Cassiel, Meeting My Archangel

So my experience with my Spirit Guides went a step further last night. It was almost like I was lucid dreaming because I fell asleep somewhere between talking to them and watching a vision. I felt the pressure on my third eye throughout the experience, I think it was real...
This time I wanted to speak to Cassiel. I felt like he was going to give me some really good advice. Maybe some of the other messages will come back to me as I write this post, because I lost some of it I think. One thing I remember is that he told me he was going to be around for a while. I could sense as though he was going to help me grow my abilities and that I was going to get used to communicating with him. It felt really calming to know that he wasn't going anywhere. Finally I decided to do an exercise, everything kind of just flowed from one thing to the next.

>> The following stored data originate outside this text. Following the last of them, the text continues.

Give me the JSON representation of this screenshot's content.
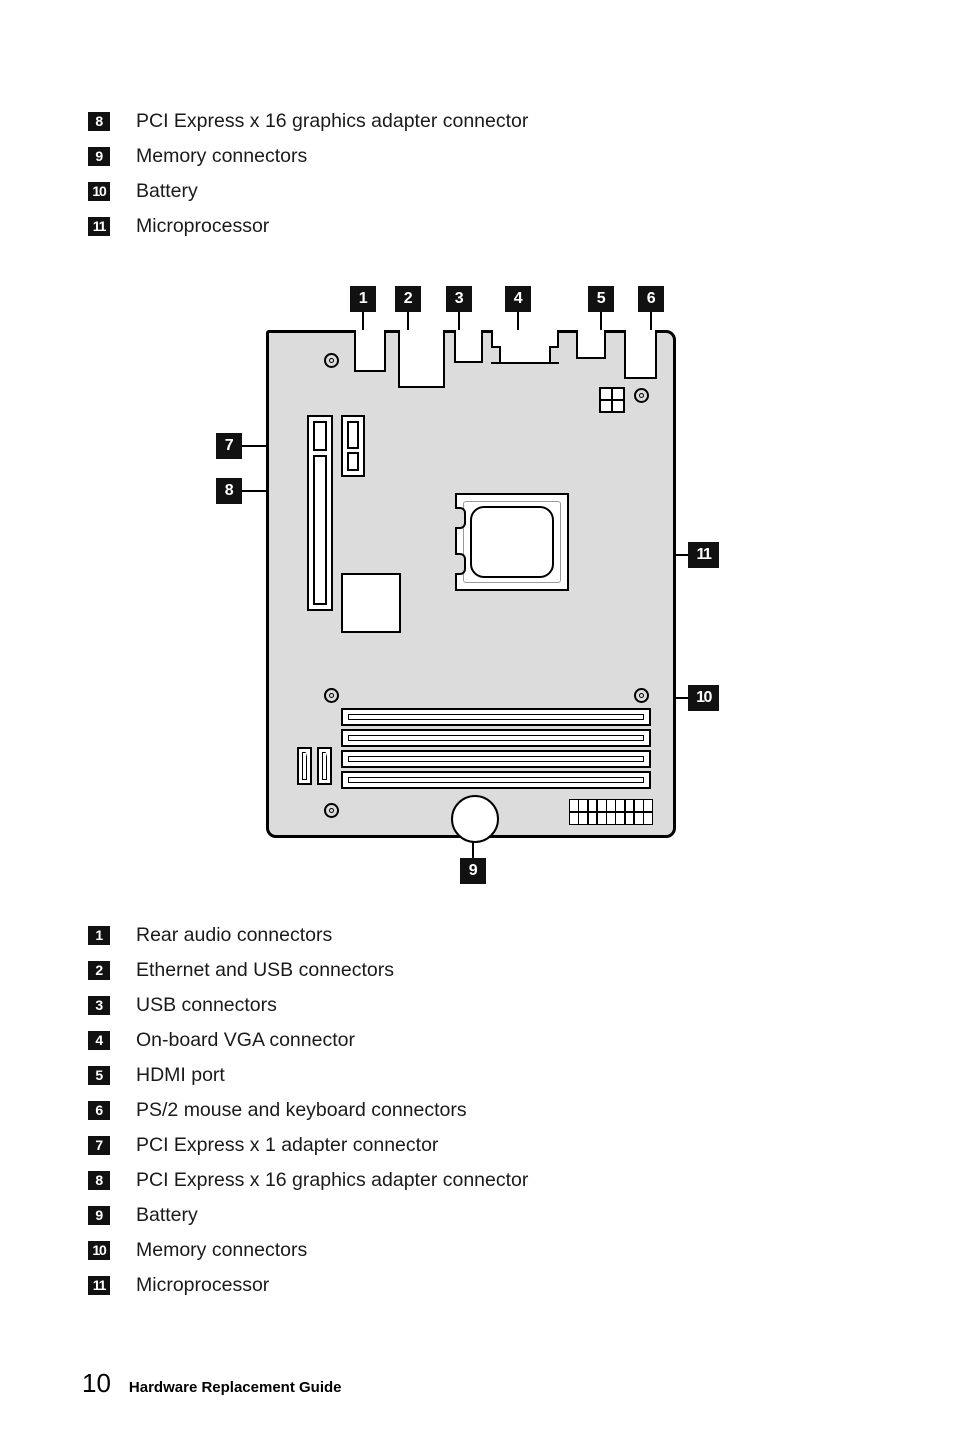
{
  "legend_top": {
    "items": [
      {
        "num": "8",
        "label": "PCI Express x 16 graphics adapter connector"
      },
      {
        "num": "9",
        "label": "Memory connectors"
      },
      {
        "num": "10",
        "label": "Battery"
      },
      {
        "num": "11",
        "label": "Microprocessor"
      }
    ]
  },
  "figure": {
    "name": "system-board-diagram",
    "board_color": "#dcdcdc",
    "callouts": [
      {
        "num": "1",
        "target": "rear-audio-connectors"
      },
      {
        "num": "2",
        "target": "ethernet-and-usb-connectors"
      },
      {
        "num": "3",
        "target": "usb-connectors"
      },
      {
        "num": "4",
        "target": "on-board-vga-connector"
      },
      {
        "num": "5",
        "target": "hdmi-port"
      },
      {
        "num": "6",
        "target": "ps2-mouse-and-keyboard-connectors"
      },
      {
        "num": "7",
        "target": "pci-express-x1-adapter-connector"
      },
      {
        "num": "8",
        "target": "pci-express-x16-graphics-adapter-connector"
      },
      {
        "num": "9",
        "target": "battery"
      },
      {
        "num": "10",
        "target": "memory-connectors"
      },
      {
        "num": "11",
        "target": "microprocessor"
      }
    ]
  },
  "legend_main": {
    "items": [
      {
        "num": "1",
        "label": "Rear audio connectors"
      },
      {
        "num": "2",
        "label": "Ethernet and USB connectors"
      },
      {
        "num": "3",
        "label": "USB connectors"
      },
      {
        "num": "4",
        "label": "On-board VGA connector"
      },
      {
        "num": "5",
        "label": "HDMI port"
      },
      {
        "num": "6",
        "label": "PS/2 mouse and keyboard connectors"
      },
      {
        "num": "7",
        "label": "PCI Express x 1 adapter connector"
      },
      {
        "num": "8",
        "label": "PCI Express x 16 graphics adapter connector"
      },
      {
        "num": "9",
        "label": "Battery"
      },
      {
        "num": "10",
        "label": "Memory connectors"
      },
      {
        "num": "11",
        "label": "Microprocessor"
      }
    ]
  },
  "footer": {
    "page_number": "10",
    "title": "Hardware Replacement Guide"
  }
}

First I imagined my third eye opening and a bright light emanating from it. I watched as it projected images on the wall of my bedroom like I was watching a film. It was almost like Cassiel was narrating it. The whole time I felt this pressure on my third eye.

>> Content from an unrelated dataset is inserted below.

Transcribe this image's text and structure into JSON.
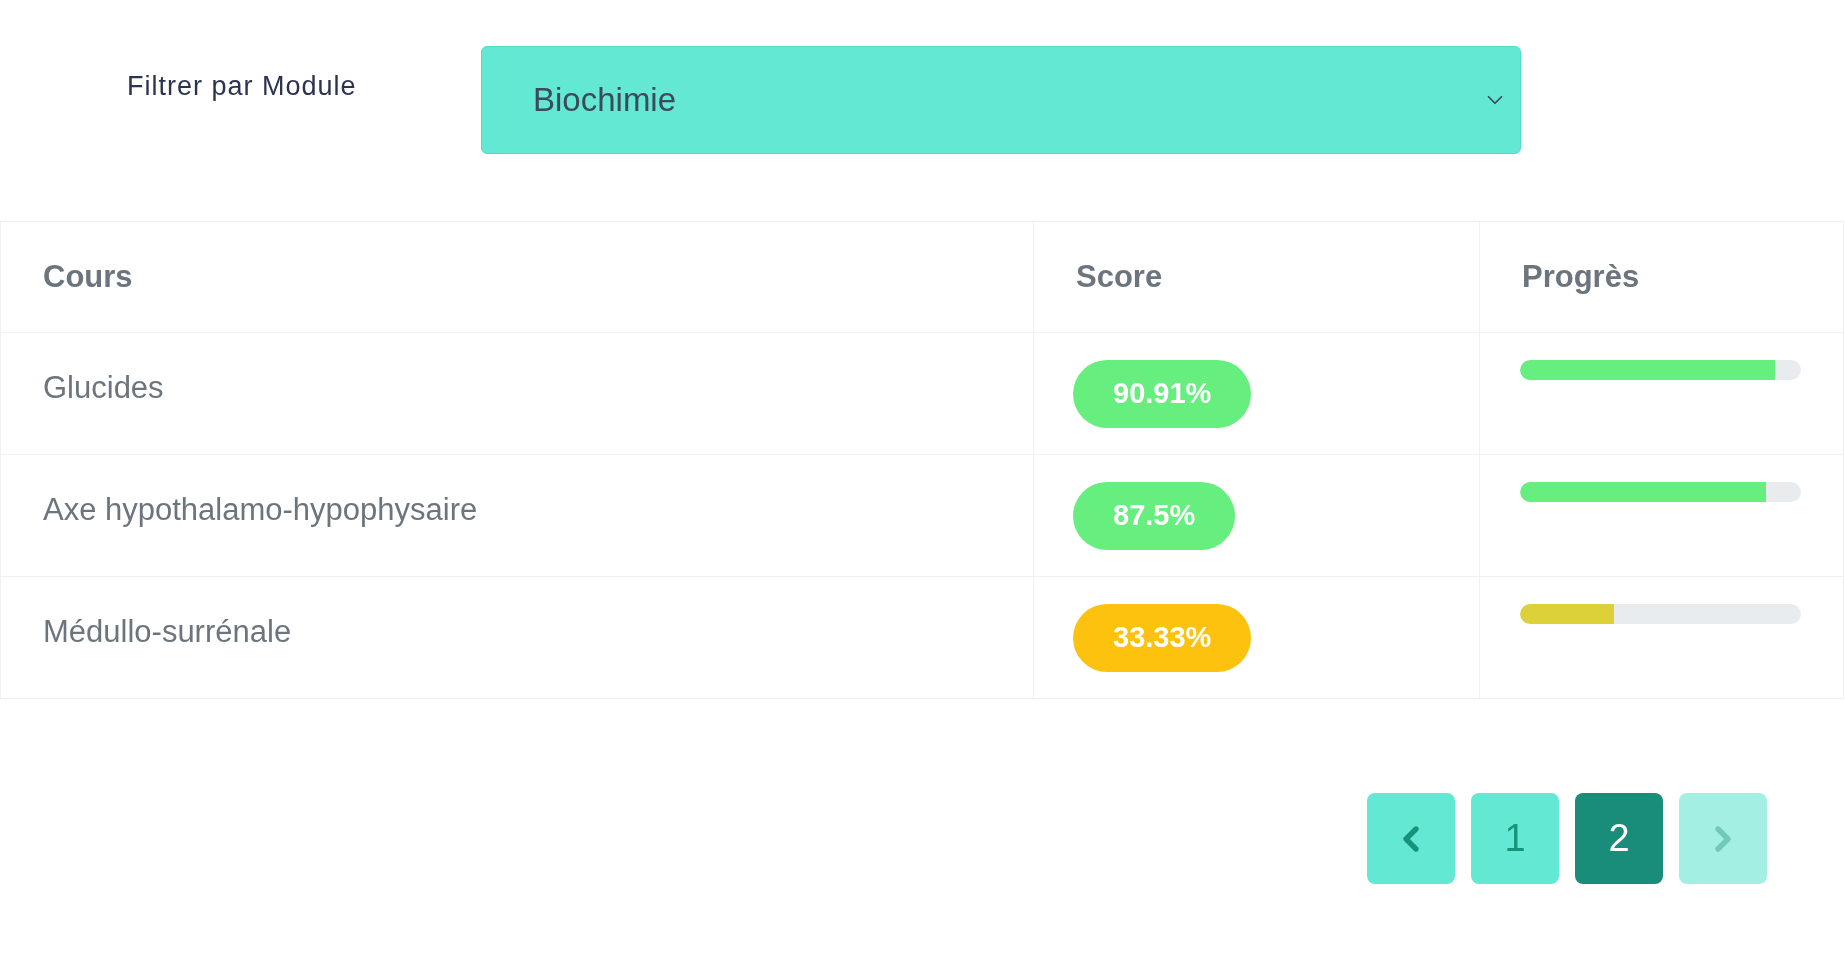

So what he showed me was me. My whole life almost. I saw myself as a small child and there was all this light and I was outside sitting in the grass. There was this light coming down, which was the sun, but it also was something more. Like the heavens had been watching me the whole time. I had been born in innocence with these gifts and suddenly I was sensing my whole life and how I had become lost, but how now I would start to regain them again.

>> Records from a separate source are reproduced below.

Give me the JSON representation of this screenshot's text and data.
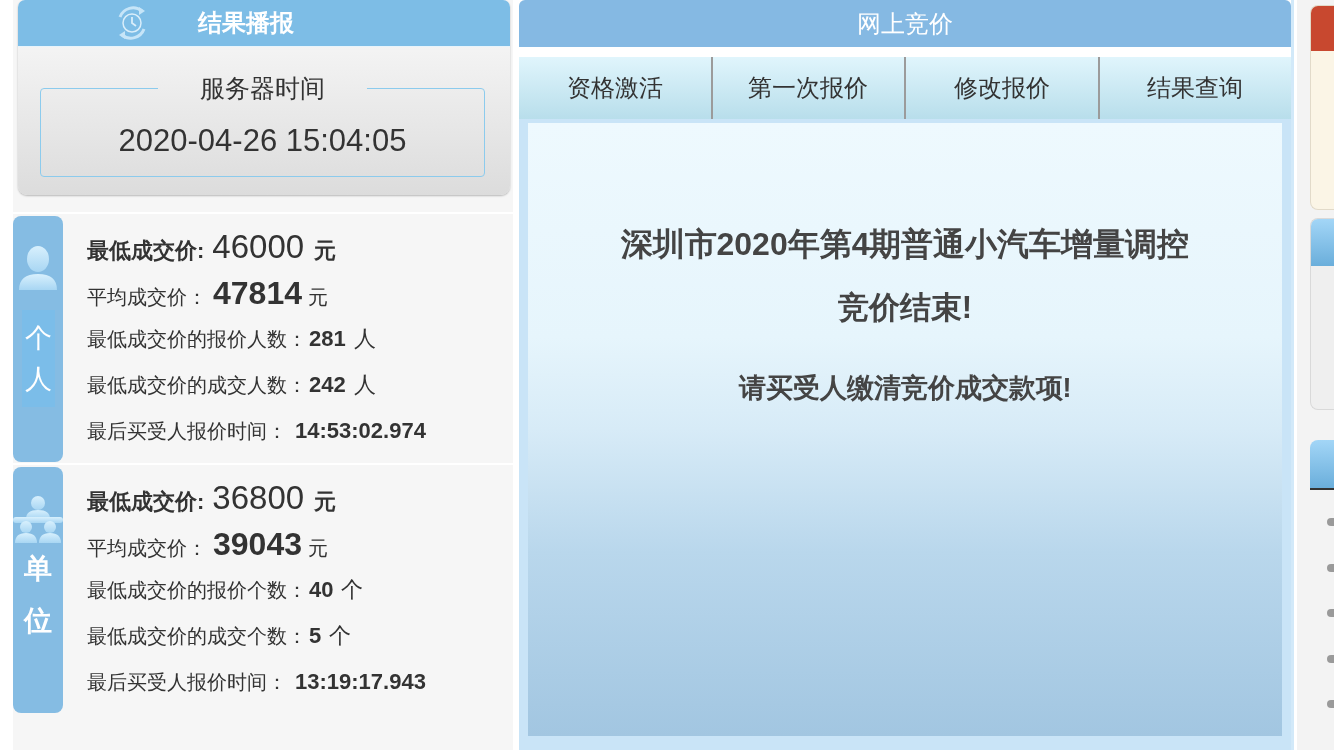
{
  "results_panel": {
    "title": "结果播报",
    "server_time": {
      "label": "服务器时间",
      "value": "2020-04-26 15:04:05"
    }
  },
  "result_groups": [
    {
      "kind": "person",
      "tab_label": "个人",
      "lines": [
        {
          "kind": "lowest",
          "label": "最低成交价:",
          "value": "46000",
          "unit": "元"
        },
        {
          "kind": "average",
          "label": "平均成交价：",
          "value": "47814",
          "unit": "元"
        },
        {
          "kind": "count",
          "label": "最低成交价的报价人数：",
          "value": "281",
          "unit": "人"
        },
        {
          "kind": "count",
          "label": "最低成交价的成交人数：",
          "value": "242",
          "unit": "人"
        },
        {
          "kind": "time",
          "label": "最后买受人报价时间：",
          "value": "14:53:02.974"
        }
      ]
    },
    {
      "kind": "organization",
      "tab_label": "单位",
      "lines": [
        {
          "kind": "lowest",
          "label": "最低成交价:",
          "value": "36800",
          "unit": "元"
        },
        {
          "kind": "average",
          "label": "平均成交价：",
          "value": "39043",
          "unit": "元"
        },
        {
          "kind": "count",
          "label": "最低成交价的报价个数：",
          "value": "40",
          "unit": "个"
        },
        {
          "kind": "count",
          "label": "最低成交价的成交个数：",
          "value": "5",
          "unit": "个"
        },
        {
          "kind": "time",
          "label": "最后买受人报价时间：",
          "value": "13:19:17.943"
        }
      ]
    }
  ],
  "bidding_panel": {
    "title": "网上竞价",
    "tabs": [
      {
        "label": "资格激活",
        "selected": false
      },
      {
        "label": "第一次报价",
        "selected": false
      },
      {
        "label": "修改报价",
        "selected": false
      },
      {
        "label": "结果查询",
        "selected": false
      }
    ],
    "notice": {
      "heading": "深圳市2020年第4期普通小汽车增量调控",
      "status": "竞价结束!",
      "instruction": "请买受人缴清竞价成交款项!"
    }
  }
}
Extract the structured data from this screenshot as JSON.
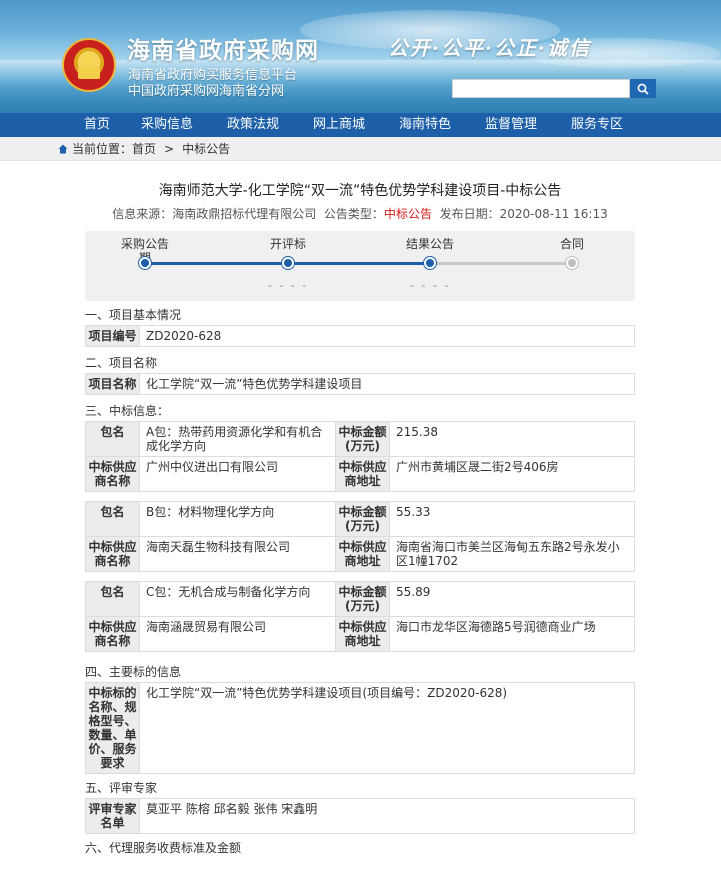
{
  "header": {
    "site_title": "海南省政府采购网",
    "subtitle_1": "海南省政府购买服务信息平台",
    "subtitle_2": "中国政府采购网海南省分网",
    "slogan": "公开·公平·公正·诚信",
    "search_placeholder": ""
  },
  "nav": {
    "items": [
      "首页",
      "采购信息",
      "政策法规",
      "网上商城",
      "海南特色",
      "监督管理",
      "服务专区"
    ]
  },
  "breadcrumb": {
    "prefix": "当前位置：首页",
    "separator": ">",
    "current": "中标公告"
  },
  "article": {
    "title": "海南师范大学-化工学院“双一流”特色优势学科建设项目-中标公告",
    "meta_source": "信息来源：海南政鼎招标代理有限公司",
    "meta_type_label": "公告类型：",
    "meta_type_value": "中标公告",
    "meta_date": "发布日期：2020-08-11 16:13"
  },
  "progress": {
    "steps": [
      "采购公告",
      "开评标",
      "结果公告",
      "合同"
    ],
    "step1_extra": "期",
    "dashes": "- - - -",
    "completed_fraction": 0.67
  },
  "section1": {
    "title": "一、项目基本情况",
    "label": "项目编号",
    "value": "ZD2020-628"
  },
  "section2": {
    "title": "二、项目名称",
    "label": "项目名称",
    "value": "化工学院“双一流”特色优势学科建设项目"
  },
  "section3": {
    "title": "三、中标信息：",
    "label_package": "包名",
    "label_amount": "中标金额(万元)",
    "label_supplier": "中标供应商名称",
    "label_address": "中标供应商地址",
    "packages": [
      {
        "name": "A包：热带药用资源化学和有机合成化学方向",
        "amount": "215.38",
        "supplier": "广州中仪进出口有限公司",
        "address": "广州市黄埔区晟二街2号406房"
      },
      {
        "name": "B包：材料物理化学方向",
        "amount": "55.33",
        "supplier": "海南天磊生物科技有限公司",
        "address": "海南省海口市美兰区海甸五东路2号永发小区1幢1702"
      },
      {
        "name": "C包：无机合成与制备化学方向",
        "amount": "55.89",
        "supplier": "海南涵晟贸易有限公司",
        "address": "海口市龙华区海德路5号润德商业广场"
      }
    ]
  },
  "section4": {
    "title": "四、主要标的信息",
    "label": "中标标的名称、规格型号、数量、单价、服务要求",
    "value": "化工学院“双一流”特色优势学科建设项目(项目编号：ZD2020-628)"
  },
  "section5": {
    "title": "五、评审专家",
    "label": "评审专家名单",
    "value": "莫亚平 陈榕 邱名毅 张伟 宋鑫明"
  },
  "section6": {
    "title": "六、代理服务收费标准及金额"
  },
  "colors": {
    "nav_blue": "#1d5fa8",
    "accent_red": "#d41a1a"
  }
}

I felt that I was in a new phase of my life and that Cassiel was here to help me regain a lot of what I had lost. I guess one thing I don't want to sound like, is that I'm bragging or something. All this information was just for me and I'm sure everyone has their own path to walk and is on their own journey of discovery. For me, it felt like I was reconnecting with something I had lost as a child. I had an image of myself just holding my infant self. This blog is a way for me to validate all these pieces that I'm slowly putting back together. I don't know why, but I have such a strong desire to share it and also to document it. Maybe it makes it more real? I don't know, but I feel that everything will become clear shortly.
Lastly, I think I met the last of my Spirit Guides. Theodore, something like "Stellar", and Maya...that later turned into "Mayan Priestess" so that must be what she calls herself. I saw a darker figure in the background and got two letters like "E" and "M" and I wasn't sure if it was something like Emmanuel but I was told by the others not to acknowledge him. I had a sense he was a shadow figure and a negative entity and they were really trying to push him out of the circle.
So that is my update. I didn't communicate further, I must've fell asleep after that. I do want to contact them again and get more information, but I do find that I only get snippets of contact and then my own mind almost tries to come in and fill space or something. I think I'll get better at just listening as I practice more and more.